Daniel Bernoulli
Daniel Bernoulli (* 29. Januarjul. / 8. Februar 1700greg. in Groningen; † 17. März 1782 in Basel) war ein Schweizer Mathematiker und Physiker aus der Gelehrtenfamilie Bernoulli. Er arbeitete mit Leonhard Euler an den Gleichungen, die ihre Namen tragen. Die nach ihm benannte Bernoulli-Gleichung ist von überragender Bedeutung in der Hydraulik und Aerodynamik.
Leben
Bernoulli war der Sohn des Mathematikers Johann I Bernoulli und dessen Ehefrau Dorothea Falkner. Der Mathematiker Nikolaus II Bernoulli war sein Bruder, der Mathematiker Jakob I Bernoulli (1655–1705) sein Onkel. Mit fünf Jahren kam Bernoulli zusammen mit seiner Familie nach Basel.

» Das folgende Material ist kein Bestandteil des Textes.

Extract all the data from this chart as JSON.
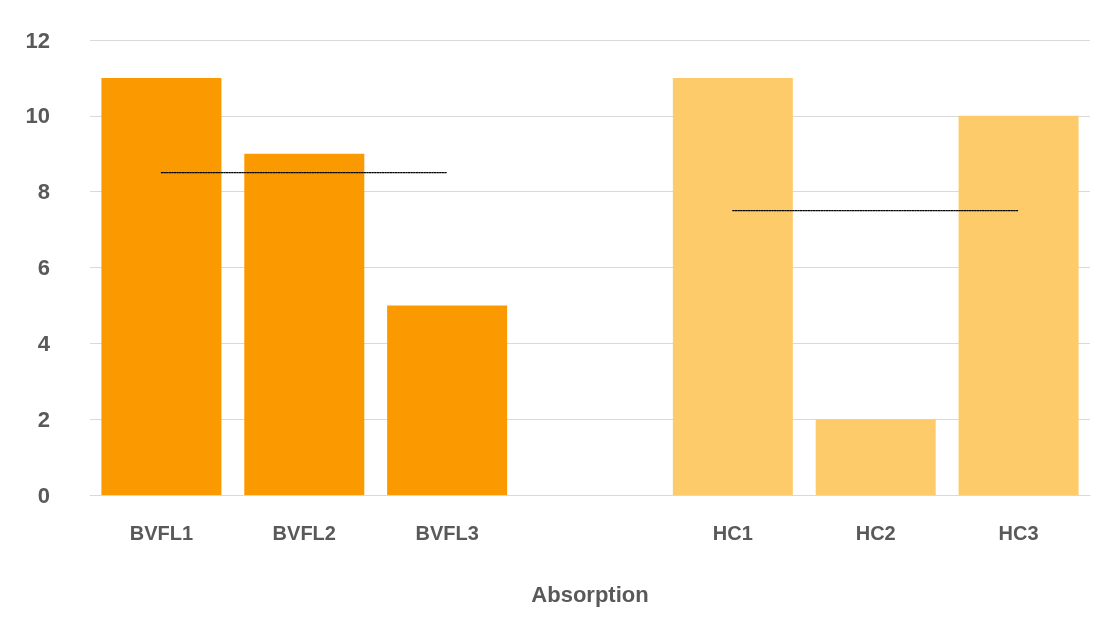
{
  "chart_data": {
    "type": "bar",
    "xlabel": "Absorption",
    "categories": [
      "BVFL1",
      "BVFL2",
      "BVFL3",
      null,
      "HC1",
      "HC2",
      "HC3"
    ],
    "series": [
      {
        "values": [
          11,
          9,
          5,
          null,
          11,
          2,
          10
        ],
        "colors": [
          "#fb9900",
          "#fb9900",
          "#fb9900",
          "#fb9900",
          "#fecb6a",
          "#fecb6a",
          "#fecb6a"
        ]
      },
      {
        "type": "line",
        "values": [
          8.5,
          8.5,
          8.5,
          null,
          null,
          null,
          null
        ],
        "color": "#000000",
        "line_style": "dotted",
        "marker": "none"
      },
      {
        "type": "line",
        "values": [
          null,
          null,
          null,
          null,
          7.5,
          7.5,
          7.5
        ],
        "color": "#000000",
        "line_style": "dotted",
        "marker": "none"
      }
    ],
    "ylim": [
      0,
      12
    ],
    "yticks": [
      0,
      2,
      4,
      6,
      8,
      10,
      12
    ],
    "grid": "y"
  }
}
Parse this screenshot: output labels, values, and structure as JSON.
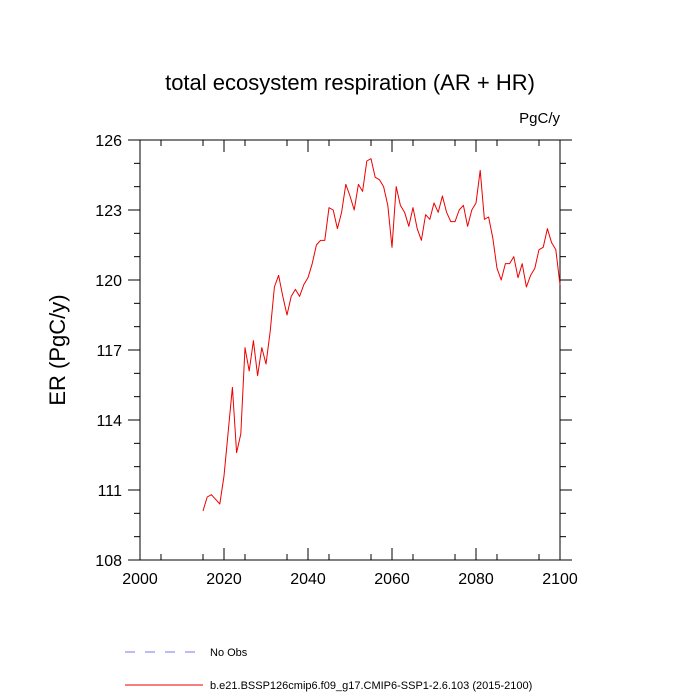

Ab seinem 16. Lebensjahr studierte Bernoulli in Basel Medizin und wechselte 1718 nach Heidelberg. Nach einem Aufenthalt 1719 in Straßburg kehrte Bernoulli nach Basel zurück. Dort wurde er im darauffolgenden Jahr zum Dr. med. promoviert. Da von keiner Universität ein Ruf an ihn erging, unternahm Bernoulli 1723 eine Studienreise nach Venedig, um sich dort beim Stadtphysikus Pietro Antonio Michelotti weiterzubilden. Während seiner dortigen Assistenz machte Bernoulli Bekanntschaft mit dem Kartenspiel Pharo.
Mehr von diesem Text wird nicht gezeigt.